Is this beginning to seem like a good bacteria/bad bacteria story? If they coexist in our colons, performing innocent fermentation functions, living happy healthy lives, but have the capacity to cause disease and death in their human hosts, all the while producing a molecule critical to our survival, what would you call that? That’s more than symbiosis, that’s co-dependence.
Absorption and Disposition of B12
When again considering the sources of B12 many would point to those sources as evidence of animal consumption for many millions of years. Although geophagy and coprophagy are possible sources of the vitamin, there’s minimal evidence of either from anthropological data. And while strict vegans might argue the point, that leaves meat eating as the only consistent source of B12 over the history of man.
The absorption of vitamin B12 from dietary sources requires a chorus of activities and proteins to effect the separation and transport through the intestinal wall and into vital tissues, organs and cells. After chewing a B12 containing food a molecule called Haptocorrin binds B12 to shuttle it through the upper stomach and small intestine to keep it safe from either acid damage or bacterial consumption. In the small intestine a protein call Intrinsic Factor (IF)—which is secreted by the stomach—binds B12 and shuttles it to a receptor in the ileum. From the receptor, the IF-B12 complex is absorbed by endocytosis and the B12 is transferred to another shuttle protein called transcobalamin-II. The transcobolomin-II B12 complex is taken to tissues and taken up by an as yet unknown mechanism into cells.

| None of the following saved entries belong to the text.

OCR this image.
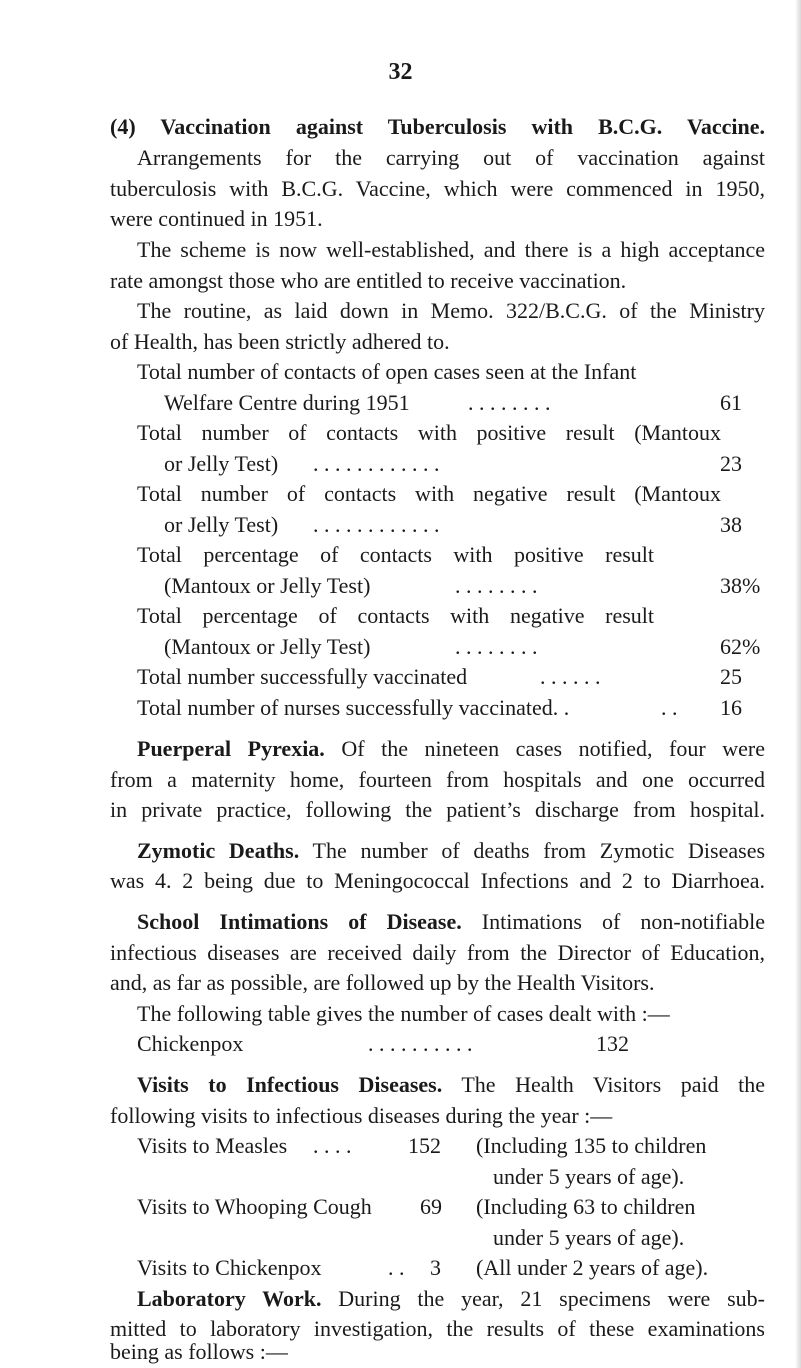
32
(4) Vaccination against Tuberculosis with B.C.G. Vaccine.
Arrangements for the carrying out of vaccination against
tuberculosis with B.C.G. Vaccine, which were commenced in 1950,
were continued in 1951.
The scheme is now well-established, and there is a high acceptance
rate amongst those who are entitled to receive vaccination.
The routine, as laid down in Memo. 322/B.C.G. of the Ministry
of Health, has been strictly adhered to.
Total number of contacts of open cases seen at the Infant
Welfare Centre during 1951	. . . . . . . .	61
Total number of contacts with positive result (Mantoux
or Jelly Test) . . . . . . . . . . . .	23
Total number of contacts with negative result (Mantoux
or Jelly Test) . . . . . . . . . . . .	38
Total percentage of contacts with positive result
(Mantoux or Jelly Test)	. . . . . . . .	38%
Total percentage of contacts with negative result
(Mantoux or Jelly Test)	. . . . . . . .	62%
Total number successfully vaccinated	. . . . . .	25
Total number of nurses successfully vaccinated. .	. . 16
Puerperal Pyrexia. Of the nineteen cases notified, four were
from a maternity home, fourteen from hospitals and one occurred
in private practice, following the patient’s discharge from hospital.
Zymotic Deaths. The number of deaths from Zymotic Diseases
was 4. 2 being due to Meningococcal Infections and 2 to Diarrhoea.
School Intimations of Disease. Intimations of non-notifiable
infectious diseases are received daily from the Director of Education,
and, as far as possible, are followed up by the Health Visitors.
The following table gives the number of cases dealt with :—
Chickenpox	. . . . . . . . . .	132
Visits to Infectious Diseases. The Health Visitors paid the
following visits to infectious diseases during the year :—
Visits to Measles . . . .	152 (Including 135 to children
under 5 years of age).
Visits to Whooping Cough 69 (Including 63 to children
under 5 years of age).
Visits to Chickenpox	. . 3 (All under 2 years of age).
Laboratory Work. During the year, 21 specimens were sub-
mitted to laboratory investigation, the results of these examinations
being as follows :—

B12 body stores are adequate enough to last for 3-5 years without any intake before a deficiency state sets in. Those as greatest risk of a B12 deficiency are individuals with minimal animal food sources, such as vegans and strict vegetarians, and the elderly consuming a series of “tea and toast” style meals as well as those with missing IF or short guts due to surgery.
A deficiency of B12 leads to a host of problems the least of which is a severe anemia. The anemia can take two forms:
1. Pernicious Anemia: Lack of IF
2. Megaloblastic Anemia: Lack of dietary B12
Deficiency of B12 can lead to devastating and permanent central nervous system degeneration with ataxia, numbness and spinal cord degeneration.
Note: I'll be traveling for a week or so.